Western blot analysis was performed to confirm the apoptotic data (Fig. 3D). Bcl-2 and caspase-3 protein expression levels were significantly upregulated in the LPS/ENR group compared with the control group (P<0.01; Fig. 3E and F). The results also revealed that Bax protein expression was notably increased in the LPS/ENR group, while this was significantly reversed by CAG treatment (25, 200 and 400 µg/ml) for 24 h prior to LPS/ENR treatment (P<0.01; Fig. 3G). Caspase-3 activity was further examined using a colorimetric assay; the results demonstrated that 24 h exposure to LPS/ENR caused a significant increase in caspase-3 activity compared with the control (P<0.01). In addition, when the hepatocytes were exposed to CAG (50-400 µg/ml) the caspase-3 activity significantly decreased compared with the LPS/ENR group (all P<0.01; Fig. 3H).

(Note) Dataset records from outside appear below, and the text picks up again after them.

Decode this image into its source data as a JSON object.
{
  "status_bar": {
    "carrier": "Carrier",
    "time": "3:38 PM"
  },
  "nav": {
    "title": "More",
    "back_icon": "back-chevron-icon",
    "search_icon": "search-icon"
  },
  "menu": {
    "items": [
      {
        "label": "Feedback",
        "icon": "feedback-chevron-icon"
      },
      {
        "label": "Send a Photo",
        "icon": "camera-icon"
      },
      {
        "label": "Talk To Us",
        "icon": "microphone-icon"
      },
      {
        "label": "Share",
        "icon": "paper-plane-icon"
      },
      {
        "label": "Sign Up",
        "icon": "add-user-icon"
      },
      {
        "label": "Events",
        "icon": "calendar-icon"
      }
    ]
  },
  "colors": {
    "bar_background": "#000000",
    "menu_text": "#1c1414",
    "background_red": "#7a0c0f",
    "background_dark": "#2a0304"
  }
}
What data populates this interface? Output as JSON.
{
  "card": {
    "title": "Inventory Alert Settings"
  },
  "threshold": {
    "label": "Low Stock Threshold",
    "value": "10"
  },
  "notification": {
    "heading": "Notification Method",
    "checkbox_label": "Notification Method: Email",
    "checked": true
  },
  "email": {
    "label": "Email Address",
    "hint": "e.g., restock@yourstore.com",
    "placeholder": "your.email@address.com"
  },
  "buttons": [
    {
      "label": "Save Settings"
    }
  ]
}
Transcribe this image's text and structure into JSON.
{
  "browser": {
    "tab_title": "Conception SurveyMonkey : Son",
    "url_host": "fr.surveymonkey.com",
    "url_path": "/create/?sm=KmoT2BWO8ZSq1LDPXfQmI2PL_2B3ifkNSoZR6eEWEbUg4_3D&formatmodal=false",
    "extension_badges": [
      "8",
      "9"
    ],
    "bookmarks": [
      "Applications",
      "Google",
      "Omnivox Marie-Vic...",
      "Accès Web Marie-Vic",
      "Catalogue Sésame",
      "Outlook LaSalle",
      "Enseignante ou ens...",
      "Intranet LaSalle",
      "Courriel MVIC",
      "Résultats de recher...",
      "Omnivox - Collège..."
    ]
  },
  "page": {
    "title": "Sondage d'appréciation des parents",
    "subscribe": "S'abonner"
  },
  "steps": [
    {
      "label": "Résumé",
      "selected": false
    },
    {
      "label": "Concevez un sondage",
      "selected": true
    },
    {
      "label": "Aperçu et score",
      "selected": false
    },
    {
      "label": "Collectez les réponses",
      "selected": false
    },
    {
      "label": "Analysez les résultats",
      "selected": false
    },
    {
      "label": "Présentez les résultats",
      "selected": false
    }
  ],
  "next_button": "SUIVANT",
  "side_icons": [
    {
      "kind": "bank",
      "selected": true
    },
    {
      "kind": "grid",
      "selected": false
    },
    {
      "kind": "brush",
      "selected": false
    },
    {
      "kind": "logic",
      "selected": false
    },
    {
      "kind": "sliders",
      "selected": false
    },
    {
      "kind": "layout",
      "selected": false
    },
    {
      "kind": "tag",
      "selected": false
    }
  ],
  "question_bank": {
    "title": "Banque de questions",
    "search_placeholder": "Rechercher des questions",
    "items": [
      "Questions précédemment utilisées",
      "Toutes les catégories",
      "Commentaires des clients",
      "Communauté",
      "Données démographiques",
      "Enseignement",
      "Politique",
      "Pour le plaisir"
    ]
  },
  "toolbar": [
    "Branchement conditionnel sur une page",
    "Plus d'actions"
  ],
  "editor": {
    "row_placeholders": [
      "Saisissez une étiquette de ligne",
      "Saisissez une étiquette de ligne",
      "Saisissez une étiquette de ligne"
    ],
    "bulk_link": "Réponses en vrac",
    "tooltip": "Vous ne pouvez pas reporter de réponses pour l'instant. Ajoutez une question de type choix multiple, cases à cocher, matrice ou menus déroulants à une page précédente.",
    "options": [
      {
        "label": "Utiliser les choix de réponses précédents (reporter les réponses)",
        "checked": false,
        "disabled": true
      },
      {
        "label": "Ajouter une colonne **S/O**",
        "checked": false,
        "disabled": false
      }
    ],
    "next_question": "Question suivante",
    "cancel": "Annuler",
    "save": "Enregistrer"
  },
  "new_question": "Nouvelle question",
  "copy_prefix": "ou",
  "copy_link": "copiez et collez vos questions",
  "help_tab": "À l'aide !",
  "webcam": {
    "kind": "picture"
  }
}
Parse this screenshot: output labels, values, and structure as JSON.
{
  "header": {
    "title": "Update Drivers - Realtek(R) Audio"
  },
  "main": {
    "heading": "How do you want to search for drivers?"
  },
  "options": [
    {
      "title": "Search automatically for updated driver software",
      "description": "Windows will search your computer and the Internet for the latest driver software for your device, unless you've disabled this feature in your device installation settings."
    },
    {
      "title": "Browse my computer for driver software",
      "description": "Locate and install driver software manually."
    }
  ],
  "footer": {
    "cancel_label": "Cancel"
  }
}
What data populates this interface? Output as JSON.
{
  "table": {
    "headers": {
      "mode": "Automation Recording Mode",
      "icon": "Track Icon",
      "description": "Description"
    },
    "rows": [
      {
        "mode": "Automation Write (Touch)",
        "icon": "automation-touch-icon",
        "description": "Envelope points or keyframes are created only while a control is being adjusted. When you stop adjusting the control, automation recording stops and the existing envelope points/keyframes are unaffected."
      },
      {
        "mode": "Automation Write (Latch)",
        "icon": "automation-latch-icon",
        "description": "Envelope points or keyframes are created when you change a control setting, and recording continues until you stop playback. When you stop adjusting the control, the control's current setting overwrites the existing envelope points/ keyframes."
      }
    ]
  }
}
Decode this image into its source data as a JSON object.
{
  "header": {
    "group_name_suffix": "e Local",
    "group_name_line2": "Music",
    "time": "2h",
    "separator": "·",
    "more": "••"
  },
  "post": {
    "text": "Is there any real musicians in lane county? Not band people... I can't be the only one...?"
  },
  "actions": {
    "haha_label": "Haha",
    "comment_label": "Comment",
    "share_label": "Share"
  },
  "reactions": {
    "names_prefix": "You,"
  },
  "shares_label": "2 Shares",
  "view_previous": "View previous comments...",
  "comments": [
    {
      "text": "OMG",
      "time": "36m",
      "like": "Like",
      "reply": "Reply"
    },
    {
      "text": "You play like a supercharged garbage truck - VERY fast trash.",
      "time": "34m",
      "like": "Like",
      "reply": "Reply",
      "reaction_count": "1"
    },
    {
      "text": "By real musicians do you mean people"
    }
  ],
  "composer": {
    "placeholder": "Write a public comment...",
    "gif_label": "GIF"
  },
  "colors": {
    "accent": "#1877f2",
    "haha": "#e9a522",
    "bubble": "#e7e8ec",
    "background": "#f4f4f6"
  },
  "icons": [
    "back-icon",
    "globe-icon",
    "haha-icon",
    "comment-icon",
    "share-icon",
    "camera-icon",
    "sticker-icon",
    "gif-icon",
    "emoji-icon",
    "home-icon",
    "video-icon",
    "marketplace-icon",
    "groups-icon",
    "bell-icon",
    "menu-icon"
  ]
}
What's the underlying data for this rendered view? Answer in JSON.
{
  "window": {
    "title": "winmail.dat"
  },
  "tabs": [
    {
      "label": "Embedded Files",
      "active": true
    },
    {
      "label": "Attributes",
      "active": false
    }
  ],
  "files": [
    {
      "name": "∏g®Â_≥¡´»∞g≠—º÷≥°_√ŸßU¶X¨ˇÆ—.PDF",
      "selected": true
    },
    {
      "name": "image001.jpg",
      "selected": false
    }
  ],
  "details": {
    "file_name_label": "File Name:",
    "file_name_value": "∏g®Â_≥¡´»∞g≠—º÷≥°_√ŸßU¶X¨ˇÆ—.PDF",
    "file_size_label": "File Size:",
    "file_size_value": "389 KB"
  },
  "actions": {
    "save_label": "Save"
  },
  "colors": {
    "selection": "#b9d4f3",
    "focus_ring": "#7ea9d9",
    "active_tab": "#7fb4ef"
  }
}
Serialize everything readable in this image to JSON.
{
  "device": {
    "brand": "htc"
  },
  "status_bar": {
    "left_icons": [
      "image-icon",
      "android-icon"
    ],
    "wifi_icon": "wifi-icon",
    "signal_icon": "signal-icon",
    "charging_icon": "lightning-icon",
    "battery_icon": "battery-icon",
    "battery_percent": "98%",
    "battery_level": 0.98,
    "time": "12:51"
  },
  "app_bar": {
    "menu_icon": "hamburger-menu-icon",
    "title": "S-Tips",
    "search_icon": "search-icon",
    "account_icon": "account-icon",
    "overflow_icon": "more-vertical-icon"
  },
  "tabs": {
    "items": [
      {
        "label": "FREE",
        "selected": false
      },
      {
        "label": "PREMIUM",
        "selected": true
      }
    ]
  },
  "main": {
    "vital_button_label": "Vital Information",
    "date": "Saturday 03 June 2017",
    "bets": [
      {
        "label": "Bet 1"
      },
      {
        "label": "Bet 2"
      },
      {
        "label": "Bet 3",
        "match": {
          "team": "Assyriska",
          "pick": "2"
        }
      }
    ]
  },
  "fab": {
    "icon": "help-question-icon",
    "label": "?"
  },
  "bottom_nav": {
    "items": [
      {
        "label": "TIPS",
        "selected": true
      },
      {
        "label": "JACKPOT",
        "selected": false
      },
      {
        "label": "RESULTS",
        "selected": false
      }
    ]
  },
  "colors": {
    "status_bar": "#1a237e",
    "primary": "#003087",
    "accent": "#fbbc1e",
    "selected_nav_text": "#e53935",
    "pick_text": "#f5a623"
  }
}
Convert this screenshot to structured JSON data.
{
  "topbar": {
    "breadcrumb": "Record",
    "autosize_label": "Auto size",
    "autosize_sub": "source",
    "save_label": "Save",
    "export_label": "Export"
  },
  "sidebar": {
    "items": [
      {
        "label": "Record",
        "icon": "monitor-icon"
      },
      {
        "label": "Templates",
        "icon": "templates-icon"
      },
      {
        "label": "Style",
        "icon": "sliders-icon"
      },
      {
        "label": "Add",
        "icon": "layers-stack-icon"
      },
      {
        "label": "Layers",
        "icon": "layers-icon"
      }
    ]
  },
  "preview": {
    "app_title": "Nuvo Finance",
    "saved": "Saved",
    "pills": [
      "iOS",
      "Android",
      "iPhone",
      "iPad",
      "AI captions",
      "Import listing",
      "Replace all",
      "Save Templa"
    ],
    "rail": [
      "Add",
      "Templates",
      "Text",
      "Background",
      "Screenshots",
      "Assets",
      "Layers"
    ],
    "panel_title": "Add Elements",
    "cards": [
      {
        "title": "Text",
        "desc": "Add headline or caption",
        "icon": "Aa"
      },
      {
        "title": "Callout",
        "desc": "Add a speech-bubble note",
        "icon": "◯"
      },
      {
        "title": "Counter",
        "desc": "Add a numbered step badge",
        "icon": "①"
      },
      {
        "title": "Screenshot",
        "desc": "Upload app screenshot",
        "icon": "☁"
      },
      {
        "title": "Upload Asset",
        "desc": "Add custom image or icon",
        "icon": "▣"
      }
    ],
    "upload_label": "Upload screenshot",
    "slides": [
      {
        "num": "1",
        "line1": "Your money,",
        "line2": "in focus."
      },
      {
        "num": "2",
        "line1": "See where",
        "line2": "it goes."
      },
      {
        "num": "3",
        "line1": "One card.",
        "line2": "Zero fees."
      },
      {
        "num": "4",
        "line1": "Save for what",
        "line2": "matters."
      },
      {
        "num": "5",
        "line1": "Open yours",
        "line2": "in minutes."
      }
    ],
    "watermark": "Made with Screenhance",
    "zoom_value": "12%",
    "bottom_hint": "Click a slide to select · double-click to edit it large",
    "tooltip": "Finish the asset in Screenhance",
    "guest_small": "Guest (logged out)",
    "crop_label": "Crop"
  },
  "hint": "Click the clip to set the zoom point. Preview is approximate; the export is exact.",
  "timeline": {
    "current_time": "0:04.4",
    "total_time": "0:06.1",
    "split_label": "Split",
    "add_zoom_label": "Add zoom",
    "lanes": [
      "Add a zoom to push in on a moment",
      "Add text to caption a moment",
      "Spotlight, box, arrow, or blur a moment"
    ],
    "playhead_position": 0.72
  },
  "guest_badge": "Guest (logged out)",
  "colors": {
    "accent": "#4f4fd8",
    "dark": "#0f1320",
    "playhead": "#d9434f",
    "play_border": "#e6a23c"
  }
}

Mitochondria serve an important role in the apoptotic-signaling pathway (26). In the present study, normal ultrastructure features were observed in the control group, including a round nucleus, nuclear membrane integrity and normal mitochondrial cristae (Fig. 4A). In the LPS/ENR treatment group, the mitochondria were swollen with clear vacuolization and loss of the crest (Fig. 4B). Following treatment with CAG (25-400 µm/ml) for 24 h these modifications were alleviated (Fig. 4C-G). The MMP was also investigated using JC-1 dye. In normal mitochondria, JC-1 accumulates in the mitochondrial matrix to form polymers and the polymer emits intense red fluorescence. Unhealthy mitochondria may be present in the cytoplasm in monomeric form due to a decrease or loss of membrane potential and produces green fluorescence (10). In the model group green fluorescence was increased compared with red fluorescence. However, in the CAG group, red fluorescence was increased compared with green fluorescence (Fig. 4H).